Poetic C.S.I. (on the beach)

Cada madrugada que me fica pelas costas, cada aguaceiro que passa, me aparece claro na alma o privilégio (não que tenho, mas) que conquisto quando calço as sapatilhas e visto o impermeável às oito e meia da manhã, e, sob qualquer temperatura ou fenómeno atmosférico, entro na praia para correr.

Corro há muitos anos e há muitos quilos, são por isso milhares de quilómetros sobre as dunas, nos passadiços de madeira de Gaia (Aguda, Miramar, Valadares, Madalena, Salgueiros, Lavadores), mas confesso que sempre o fiz por seguro de saúde, porque sei que, enquanto o faço, raras são as más disposições. Mas nunca tive grande prazer em correr.

Até agora.

Correr dentro da praia, na areia, em cima do mar, é toda uma outra experiência. E uma lição de humildade, para quem acha, em todos os campos da vida e do próprio conhecimento, que basta passar uma tangente às coisas para as conhecer. Pois eu passava ao largo, ali em cima, nas dunas, a vinte metros, e não tinha a mínima noção do que isto era.

Agora o entorno natural esmaga-me, ao ponto de não se sentir solidão, mas, pelo contrário, respeito e comunhão, pelo que todos os dias tiro os auscultadores dos ouvidos para deixar que o mar me ruja de peito aberto. Chamem-me louco, mas não raro abro os braços e eu próprio grito de prazer, como se voasse, o que, com as rajadas de norte nos dias bonsl, e com as tempestades anunciadas ou confirmadas nos dias maus, não é difícil (já não é novidade que do Outono à Primavera corro a cantar, e bem alto, porque ando quase sempre sozinho, e no Verão só modero o tom:).

Com as piores marés, nestes dias bravos de Outono, o mar cobre a praia de noite, chega a galgar as dunas, e estas praias são largas, amplas. Dificulta-me a corrida, mas deixa-me uma folha em branco que me permite perceber tudo o que se passou nas últimas horas.

Sei agora que os tractores da câmara só passam duas vezes por semana para limpar o lixo (no Verão andam sempre cá e lá, das oito da manhã às oito da noite), e deixam muito dele, que forma a linha que me diz até onde veio a maré. Às vezes assusto-me. Corro pior, porque a força do mar deixa a praia inclinada, enquanto no Verão as pessoas, os tractores e as marés pequenas, tornam a secção mais alta, junto às dunas, mais plana, mais fácil de cruzar.

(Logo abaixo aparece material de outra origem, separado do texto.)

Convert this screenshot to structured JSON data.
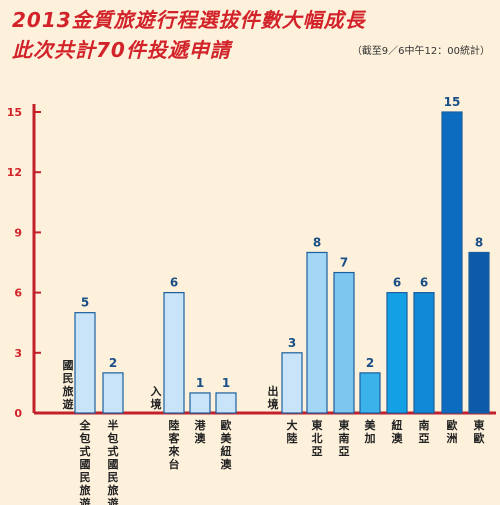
{
  "title": "2013金質旅遊行程選拔件數大幅成長",
  "subtitle": "此次共計70件投遞申請",
  "note": "（截至9／6中午12：00統計）",
  "colors": {
    "axis": "#c3202a",
    "label": "#d2232a",
    "bar_stroke": "#1b5f9e"
  },
  "chart_data": {
    "type": "bar",
    "ylim": [
      0,
      15
    ],
    "yticks": [
      0,
      3,
      6,
      9,
      12,
      15
    ],
    "groups": [
      {
        "label": "國民旅遊",
        "indices": [
          0,
          1
        ]
      },
      {
        "label": "入境",
        "indices": [
          2,
          3,
          4
        ]
      },
      {
        "label": "出境",
        "indices": [
          5,
          6,
          7,
          8,
          9,
          10,
          11,
          12
        ]
      }
    ],
    "bars": [
      {
        "category": "全包式國民旅遊",
        "value": 5,
        "color": "#c9e4f8"
      },
      {
        "category": "半包式國民旅遊",
        "value": 2,
        "color": "#c9e4f8"
      },
      {
        "category": "陸客來台",
        "value": 6,
        "color": "#c9e4f8"
      },
      {
        "category": "港澳",
        "value": 1,
        "color": "#c9e4f8"
      },
      {
        "category": "歐美紐澳",
        "value": 1,
        "color": "#c9e4f8"
      },
      {
        "category": "大陸",
        "value": 3,
        "color": "#c9e4f8"
      },
      {
        "category": "東北亞",
        "value": 8,
        "color": "#a4d6f5"
      },
      {
        "category": "東南亞",
        "value": 7,
        "color": "#7cc6f0"
      },
      {
        "category": "美加",
        "value": 2,
        "color": "#3cb2ea"
      },
      {
        "category": "紐澳",
        "value": 6,
        "color": "#14a0e4"
      },
      {
        "category": "南亞",
        "value": 6,
        "color": "#1289d6"
      },
      {
        "category": "歐洲",
        "value": 15,
        "color": "#0c6cc0"
      },
      {
        "category": "東歐",
        "value": 8,
        "color": "#0c5aa8"
      }
    ]
  }
}
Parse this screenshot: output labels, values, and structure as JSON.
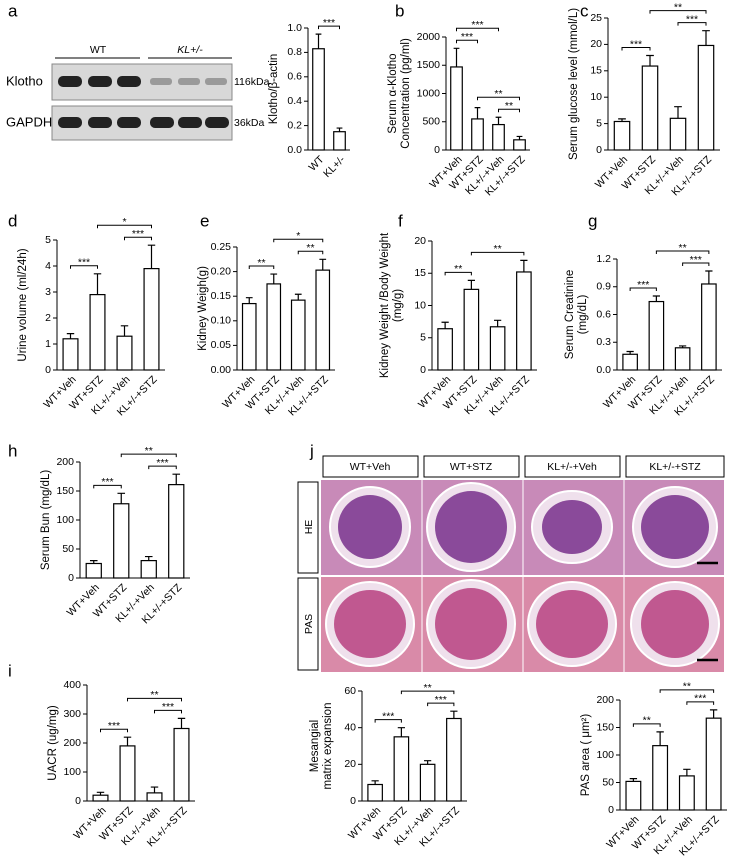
{
  "blot": {
    "panel": "a",
    "groups": [
      "WT",
      "KL+/-"
    ],
    "rows": [
      "Klotho",
      "GAPDH"
    ],
    "sizes": [
      "116kDa",
      "36kDa"
    ]
  },
  "histology": {
    "panel": "j",
    "columns": [
      "WT+Veh",
      "WT+STZ",
      "KL+/-+Veh",
      "KL+/-+STZ"
    ],
    "rows": [
      "HE",
      "PAS"
    ]
  },
  "chart_data": [
    {
      "type": "bar",
      "ylabel": [
        "Klotho/β-actin"
      ],
      "categories": [
        "WT",
        "KL+/-"
      ],
      "values": [
        0.83,
        0.15
      ],
      "errors": [
        0.12,
        0.03
      ],
      "color": "#ffffff",
      "edge_color": "#000000",
      "ylim": [
        0,
        1
      ],
      "yticks": [
        {
          "value": 0,
          "label": "0.0"
        },
        0.2,
        0.4,
        0.6,
        0.8,
        {
          "value": 1,
          "label": "1.0"
        }
      ],
      "brackets": [
        {
          "from": 0,
          "to": 1,
          "label": "***"
        }
      ]
    },
    {
      "type": "bar",
      "panel": "b",
      "ylabel": [
        "Serum α-Klotho",
        "Concentration (pg/ml)"
      ],
      "categories": [
        "WT+Veh",
        "WT+STZ",
        "KL+/-+Veh",
        "KL+/-+STZ"
      ],
      "values": [
        1470,
        550,
        450,
        180
      ],
      "errors": [
        330,
        200,
        130,
        60
      ],
      "color": "#ffffff",
      "edge_color": "#000000",
      "ylim": [
        0,
        2000
      ],
      "yticks": [
        0,
        500,
        1000,
        1500,
        2000
      ],
      "brackets": [
        {
          "from": 2,
          "to": 3,
          "label": "**"
        },
        {
          "from": 1,
          "to": 3,
          "label": "**"
        },
        {
          "from": 0,
          "to": 1,
          "label": "***"
        },
        {
          "from": 0,
          "to": 2,
          "label": "***"
        }
      ]
    },
    {
      "type": "bar",
      "panel": "c",
      "ylabel": [
        "Serum glucose level (mmol/L)"
      ],
      "categories": [
        "WT+Veh",
        "WT+STZ",
        "KL+/-+Veh",
        "KL+/-+STZ"
      ],
      "values": [
        5.4,
        15.9,
        6,
        19.8
      ],
      "errors": [
        0.5,
        2,
        2.2,
        2.8
      ],
      "color": "#ffffff",
      "edge_color": "#000000",
      "ylim": [
        0,
        25
      ],
      "yticks": [
        0,
        5,
        10,
        15,
        20,
        25
      ],
      "brackets": [
        {
          "from": 0,
          "to": 1,
          "label": "***"
        },
        {
          "from": 2,
          "to": 3,
          "label": "***"
        },
        {
          "from": 1,
          "to": 3,
          "label": "**"
        }
      ]
    },
    {
      "type": "bar",
      "panel": "d",
      "ylabel": [
        "Urine volume (ml/24h)"
      ],
      "categories": [
        "WT+Veh",
        "WT+STZ",
        "KL+/-+Veh",
        "KL+/-+STZ"
      ],
      "values": [
        1.2,
        2.9,
        1.3,
        3.9
      ],
      "errors": [
        0.2,
        0.8,
        0.4,
        0.9
      ],
      "color": "#ffffff",
      "edge_color": "#000000",
      "ylim": [
        0,
        5
      ],
      "yticks": [
        0,
        1,
        2,
        3,
        4,
        5
      ],
      "brackets": [
        {
          "from": 0,
          "to": 1,
          "label": "***"
        },
        {
          "from": 2,
          "to": 3,
          "label": "***"
        },
        {
          "from": 1,
          "to": 3,
          "label": "*"
        }
      ]
    },
    {
      "type": "bar",
      "panel": "e",
      "ylabel": [
        "Kidney Weigh(g)"
      ],
      "categories": [
        "WT+Veh",
        "WT+STZ",
        "KL+/-+Veh",
        "KL+/-+STZ"
      ],
      "values": [
        0.135,
        0.175,
        0.142,
        0.203
      ],
      "errors": [
        0.012,
        0.02,
        0.012,
        0.022
      ],
      "color": "#ffffff",
      "edge_color": "#000000",
      "ylim": [
        0,
        0.25
      ],
      "yticks": [
        {
          "value": 0,
          "label": "0.00"
        },
        0.05,
        {
          "value": 0.1,
          "label": "0.10"
        },
        0.15,
        {
          "value": 0.2,
          "label": "0.20"
        },
        0.25
      ],
      "brackets": [
        {
          "from": 0,
          "to": 1,
          "label": "**"
        },
        {
          "from": 2,
          "to": 3,
          "label": "**"
        },
        {
          "from": 1,
          "to": 3,
          "label": "*"
        }
      ]
    },
    {
      "type": "bar",
      "panel": "f",
      "ylabel": [
        "Kidney Weight /Body Weight",
        "(mg/g)"
      ],
      "categories": [
        "WT+Veh",
        "WT+STZ",
        "KL+/-+Veh",
        "KL+/-+STZ"
      ],
      "values": [
        6.4,
        12.5,
        6.7,
        15.2
      ],
      "errors": [
        1,
        1.4,
        1,
        1.8
      ],
      "color": "#ffffff",
      "edge_color": "#000000",
      "ylim": [
        0,
        20
      ],
      "yticks": [
        0,
        5,
        10,
        15,
        20
      ],
      "brackets": [
        {
          "from": 0,
          "to": 1,
          "label": "**"
        },
        {
          "from": 1,
          "to": 3,
          "label": "**"
        }
      ]
    },
    {
      "type": "bar",
      "panel": "g",
      "ylabel": [
        "Serum Creatinine",
        "(mg/dL)"
      ],
      "categories": [
        "WT+Veh",
        "WT+STZ",
        "KL+/-+Veh",
        "KL+/-+STZ"
      ],
      "values": [
        0.17,
        0.74,
        0.24,
        0.93
      ],
      "errors": [
        0.03,
        0.06,
        0.02,
        0.14
      ],
      "color": "#ffffff",
      "edge_color": "#000000",
      "ylim": [
        0,
        1.2
      ],
      "yticks": [
        {
          "value": 0,
          "label": "0.0"
        },
        0.3,
        0.6,
        0.9,
        1.2
      ],
      "brackets": [
        {
          "from": 0,
          "to": 1,
          "label": "***"
        },
        {
          "from": 2,
          "to": 3,
          "label": "***"
        },
        {
          "from": 1,
          "to": 3,
          "label": "**"
        }
      ]
    },
    {
      "type": "bar",
      "panel": "h",
      "ylabel": [
        "Serum Bun (mg/dL)"
      ],
      "categories": [
        "WT+Veh",
        "WT+STZ",
        "KL+/-+Veh",
        "KL+/-+STZ"
      ],
      "values": [
        25,
        128,
        30,
        161
      ],
      "errors": [
        5,
        18,
        7,
        18
      ],
      "color": "#ffffff",
      "edge_color": "#000000",
      "ylim": [
        0,
        200
      ],
      "yticks": [
        0,
        50,
        100,
        150,
        200
      ],
      "brackets": [
        {
          "from": 0,
          "to": 1,
          "label": "***"
        },
        {
          "from": 2,
          "to": 3,
          "label": "***"
        },
        {
          "from": 1,
          "to": 3,
          "label": "**"
        }
      ]
    },
    {
      "type": "bar",
      "panel": "i",
      "ylabel": [
        "UACR (ug/mg)"
      ],
      "categories": [
        "WT+Veh",
        "WT+STZ",
        "KL+/-+Veh",
        "KL+/-+STZ"
      ],
      "values": [
        20,
        190,
        28,
        250
      ],
      "errors": [
        10,
        30,
        20,
        35
      ],
      "color": "#ffffff",
      "edge_color": "#000000",
      "ylim": [
        0,
        400
      ],
      "yticks": [
        0,
        100,
        200,
        300,
        400
      ],
      "brackets": [
        {
          "from": 0,
          "to": 1,
          "label": "***"
        },
        {
          "from": 2,
          "to": 3,
          "label": "***"
        },
        {
          "from": 1,
          "to": 3,
          "label": "**"
        }
      ]
    },
    {
      "type": "bar",
      "ylabel": [
        "Mesangial",
        "matrix expansion"
      ],
      "categories": [
        "WT+Veh",
        "WT+STZ",
        "KL+/-+Veh",
        "KL+/-+STZ"
      ],
      "values": [
        9,
        35,
        20,
        45
      ],
      "errors": [
        2,
        5,
        2,
        4
      ],
      "color": "#ffffff",
      "edge_color": "#000000",
      "ylim": [
        0,
        60
      ],
      "yticks": [
        0,
        20,
        40,
        60
      ],
      "brackets": [
        {
          "from": 0,
          "to": 1,
          "label": "***"
        },
        {
          "from": 2,
          "to": 3,
          "label": "***"
        },
        {
          "from": 1,
          "to": 3,
          "label": "**"
        }
      ]
    },
    {
      "type": "bar",
      "ylabel": [
        "PAS area ( μm²)"
      ],
      "categories": [
        "WT+Veh",
        "WT+STZ",
        "KL+/-+Veh",
        "KL+/-+STZ"
      ],
      "values": [
        52,
        117,
        62,
        167
      ],
      "errors": [
        5,
        25,
        12,
        15
      ],
      "color": "#ffffff",
      "edge_color": "#000000",
      "ylim": [
        0,
        200
      ],
      "yticks": [
        0,
        50,
        100,
        150,
        200
      ],
      "brackets": [
        {
          "from": 0,
          "to": 1,
          "label": "**"
        },
        {
          "from": 2,
          "to": 3,
          "label": "***"
        },
        {
          "from": 1,
          "to": 3,
          "label": "**"
        }
      ]
    }
  ]
}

Quase todos os dias, sei que sou o primeiro a passar nas praias, ainda vejo as minhas pegadas na volta, noutros dias percebo que alguém rasgou as areias bem cedo, sei quando é homem ou mulher, e agora também sigo as pegadas dos cães que batem quilómetros de praia à procura de comida, são sempre dois ou três, e passam por mim quase sempre no mesmo lugar. Deixam-me desconfortável estes bichos. As gaivotas e as pombas são muito mais destemidas nesta altura, não se afastam facilmente à minha passagem, como se considerassem que em dia de tempestade a praia é delas. Não temos de nos afastar para lado nenhum. Começo a perceber que entre as gaivotas há líderes com uma compleição assutadora, grandes, grandes, sempre as últimas a levantar vôo quando passo. As gaivotas mudam de sítio. As pombas fazem um círculo e voltam a pousar atrás de mim. O pescador que em Setembro está todos os dias no mesmo lugar, só vem uma a duas vezes por semana no Outono invernal. Os velhos que conferenciam ao cimo das escadas de uma praia, os velhos que jogam cartas sobre os bancos de outra, os velhos que se sentam reguardados sob um canavial, os velhos nem sempre vêm.

Nos passadiços anda sempre gente - só no Inverno se chega a ver ninguém -, e é bom, mas na praia só o que vos digo.

Andar dentro da praia fora do Verão é tão perturbante quanto gratificante. E ver como a natureza se impõe, como a natureza avança e reconquista os espaços que as pessoas lhe roubaram durante três meses, impressiona e faz-nos humildes e agradecidos por, ainda assim, termos consentimento. Há algo de primordial, difícil de explicar.

O mar estende-se com mais vigor areia dentro. É imprevisível. Já ando a fazer cálculos para que no Inverno uma onda mais matreira não me apanhe. É bom molhar as saptilhas na espuma na parte final da corrida, mas só o faço em dias de maré meiga.

Um destes dias um pôr-do-sol fez-me tombar, deitou-me ao chão.